Home > Fracture (Night School #3)(10)

Fracture (Night School #3)(10)
Author: C.J. Daugherty

Two officers stayed with her. One was young, with a penetrating gaze. The other was older, and had a beard that needed trimming. Neither of them seemed openly unkind.

Allie sat in a battered metal chair, facing them. The younger one was at a computer, where he typed things in using only his index fingers. The older one made notes on a pad of paper. He asked her name and age, and she answered numbly as the young one entered the information into the computer with surprising speed.

When the older one asked for her parents’ names and address, though, she pressed her fingertips hard against her aching temples.

This was so bad.

‘Please. Could you just call Isabelle le Fanult at Cimmeria Academy?’ she said after a long pause. ‘She knows me. Can I have some water?’ Her mouth was so dry it felt like her tongue was permanently attached to the roof of her mouth.

At the mention of the school, the two officers exchanged a look.

‘Are you a student at the school?’ the older officer asked. With a fatherly face and greying hair, he didn’t look threatening.

Allie nodded.

‘Now that is interesting.’ He turned to the younger officer, who was typing busily. ‘Have we ever had a Cimmeria student in here before?’

Without looking up from his monitor, the younger officer shook his head. ‘I don’t think we have.’

The fatherly cop turned back to Allie, studying her with open curiosity. Squirming a little, Allie had a good idea what he saw – a teenage girl with dirt on her face, tangled dark hair and a pounding hangover.

‘What’s a nice boarding-school girl doing burgling a church? Couldn’t your parents just buy one for you if you really wanted one?’

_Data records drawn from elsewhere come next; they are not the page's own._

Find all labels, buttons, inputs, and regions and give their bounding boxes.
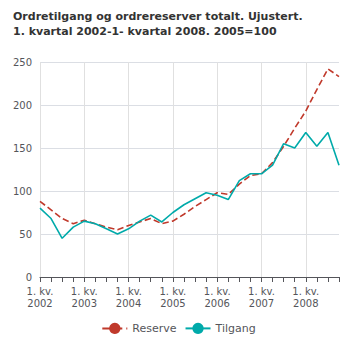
svg-text:Reserve: Reserve (132, 322, 176, 335)
svg-text:2005: 2005 (160, 298, 185, 309)
svg-text:2006: 2006 (204, 298, 229, 309)
svg-text:1. kv.: 1. kv. (204, 286, 231, 297)
svg-text:2008: 2008 (293, 298, 318, 309)
svg-text:Ordretilgang og ordrereserver: Ordretilgang og ordrereserver totalt. Uj… (13, 10, 303, 23)
svg-text:250: 250 (13, 57, 32, 68)
svg-text:1. kv.: 1. kv. (115, 286, 142, 297)
svg-text:2003: 2003 (72, 298, 97, 309)
svg-text:1. kv.: 1. kv. (71, 286, 98, 297)
svg-text:2007: 2007 (249, 298, 274, 309)
svg-text:2004: 2004 (116, 298, 141, 309)
svg-text:150: 150 (13, 143, 32, 154)
svg-text:50: 50 (19, 229, 32, 240)
svg-text:100: 100 (13, 186, 32, 197)
svg-text:1. kv.: 1. kv. (292, 286, 319, 297)
svg-text:1. kvartal 2002-1- kvartal 200: 1. kvartal 2002-1- kvartal 2008. 2005=10… (13, 25, 277, 38)
svg-text:Tilgang: Tilgang (215, 322, 256, 335)
svg-text:1. kv.: 1. kv. (27, 286, 54, 297)
svg-text:200: 200 (13, 100, 32, 111)
svg-text:0: 0 (26, 272, 32, 283)
svg-text:1. kv.: 1. kv. (159, 286, 186, 297)
svg-text:2002: 2002 (27, 298, 52, 309)
svg-text:1. kv.: 1. kv. (248, 286, 275, 297)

The computer cop snorted a laugh.

Looking back and forth between them, blood rushed to Allie’s face. She hated being laughed at.

Tilting up her chin, she met the officer’s gaze coldly. ‘You have no idea what my life is like.’

But the cop didn’t seem intimidated by this in the slightest. In fact, he looked as if it was the reaction he’d hoped for.

‘Oh really?’ He leaned back in his chair so far the front legs came off the ground. ‘Why don’t you tell us?’

Sullen, Allie shook her head. ‘I don’t want to talk about it.’

‘That is a shame,’ he said, his smile disappearing. ‘Because talking about it is the only thing that’s going to get you out of here in a hurry.’

A tingling sense of suspicion made goosebumps rise on Allie’s arms. This wasn’t right. She’d been arrested several times before and the police had never acted like this. They never cared where she went to school. It was always straightforward and no nonsense: ‘What’s your name? How old are you? Who’s your parent or guardian?’

Keeping her voice steady, she held his gaze. ‘I am sixteen years old. I can’t talk to you without a responsible adult present. Call my headmistress, Isabelle le Fanult. She will tell you everything you need to know.’

‘Oh, we’ll do that,’ the officer assured her. He didn’t look so fatherly now. ‘But first we want to ask you a few questions.’

For what seemed an interminable amount of time, they asked questions and she refused to answer them. How many students were at the school? How many teachers? What were their names? What went on at the school? Any strange classes? Any odd behaviour? Anything illegal? Drugs?

Allie just stared at the floor, angry and exhausted. All she would say was, ‘Call Isabelle le Fanult. She will answer your questions.’

When she finally heard Raj’s familiar voice from the front desk, the relief felt like fresh oxygen in her lungs. She took a steadying breath – she was going to get out of here.

The two officers left her alone then. The walls were thin, and she could hear Raj calmly presenting paperwork proving she was a student at the school, explaining – lying – that Mark was a student too, and that it was all just a childish prank. The school would, he said, pay for any damage.

He was nothing but polite although she could hear simmering anger beneath the surface of his voice. Whether that anger was directed at her or the police, she couldn’t tell.

When the police asked him about the school’s security system, he never raised his voice but his tone was chilling.

‘I could answer your questions, of course,’ he said. ‘But first, why don’t you tell me how long you held these children before you notified the school they were in your custody?’

A pause followed.

‘We would have called you sooner,’ the officer replied after a moment, ‘but they refused to tell us who they were. We had a devil of a time identifying them. Seems you’ve got some problem kids up at that school.’

Hearing the flat lie, Allie stared at the door in disbelief.

But the unspoken threat in Raj’s question seemed to have the intended effect. After that they asked no more questions. When she walked into the room a few minutes later, Raj’s eyes searched her face for signs of harm.

‘You OK?’ he asked.

‘No thanks to them.’ She shot a contemptuous look at the officers.

Raj’s face darkened. ‘Don’t blame them. You got yourself into this trouble.’

With that, the sense of relief evaporated – Raj might be rescuing her from the local cops but he was also still angry.

As they walked from the police station Allie squinted tiredly into the sun. The sky was bright blue, the late winter air crystalline and cold. The beauty of the day struck her as ironic.